Last night I finally finished two books that had been on my bedside table for a couple of weeks. I've been reading them alternately and since I realized I have a huge book backlog I decided to get over them immediately.
It just happened that both books are by Southeast Asian writers, one from the Philippines and the other from Thailand. This went well with my plan to read more of the region's authors and writings.
Sightseeing is Thai-American Rattawut Lapchroensap's collection of short stories, mostly coming-of-age experiences.
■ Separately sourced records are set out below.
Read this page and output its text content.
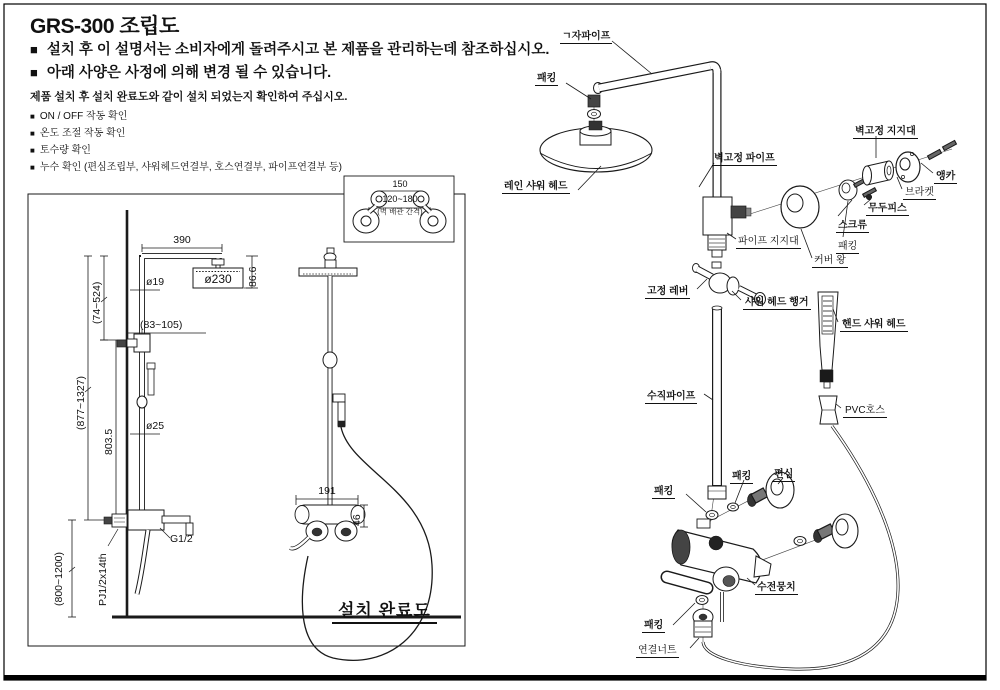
GRS-300 조립도
■ 설치 후 이 설명서는 소비자에게 돌려주시고 본 제품을 관리하는데 참조하십시오.
■ 아래 사양은 사정에 의해 변경 될 수 있습니다.
제품 설치 후 설치 완료도와 같이 설치 되었는지 확인하여 주십시오.
■ ON / OFF 작동 확인
■ 온도 조절 작동 확인
■ 토수량 확인
■ 누수 확인 (편심조립부, 샤워헤드연결부, 호스연결부, 파이프연결부 등)
390
86.6
ø19	ø230
(83~105)
(74~524)
(877~1327)
803.5
ø25
G1/2
PJ1/2x14th
(800~1200)
191
46
150
120~180
(벽 배관 간격)
설치 완료도
ㄱ자파이프
패킹
레인 샤워 헤드
벽고정 파이프
벽고정 지지대
앵카
브라켓
무두피스
스크류
패킹
파이프 지지대
커버 왕
고정 레버
샤워 헤드 행거
핸드 샤워 헤드
수직파이프
PVC호스
패킹
패킹 편심
수전뭉치
패킹
연결너트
There's a prevalence of alienation among the characters as they straddle between family and society, Westernization and tradition, together with how they grapple with the allure of materialism and their budding sexuality.
The use of very simple language suited well the innocence of the characters. At times the stories are a tad too melodramatic though.
A strong point of the book, however, is its strong sense of place, whether it be in the beaches of Phuket, or the seedy bars of Bangkok, or the congested slums. I was quite pleased to have a sense of familiarity with the lives of the characters and their setting, they could've been set in the Philippines and it would not make any difference.
There is actually a Filipino connection in the book. In the final story (a novella I think), Cockfighter, the cocks of the character's father were defeated by supposedly Filipino purebreds.
When looking at a the collection of English-language novels about Thailand, one would often see Western-authored pieces that deal with all the cliches of the country - sex tourism, local bar girls marrying foreigners, and the experiences of tourists languishing in hellish Thai prisons. There are dozens of them lining up the shelves, I swear it sickens me.
Reading Sightseeing is a good departure from all these hackneyed (and maybe exoticized) accounts.
I finally finished The Gangster of Love by Filipina author Jessica Hagedorn, which I found in a book sale in Bangkok several months back. (I read Dogeaters when I was in college and I'm still dying to read Dream Jungle.)
Anyhoot, The Gangster of Love is a good-old depiction of the immigrant experience, in particular that of Rocky, the main character, as she traverses the landscape of teenage angst, the messy life of being a vocalist of a band, and her screwball of a family.
It has quite a disjointed writing style: perspectives and tones change constantly. Even the structure is unconventional and I finished the novel still not figuring out what the main story is.
It's definitely not a unique approach, but embellished with such inventive language and said from the view of a Filipino immigrant, I find it quite refreshing.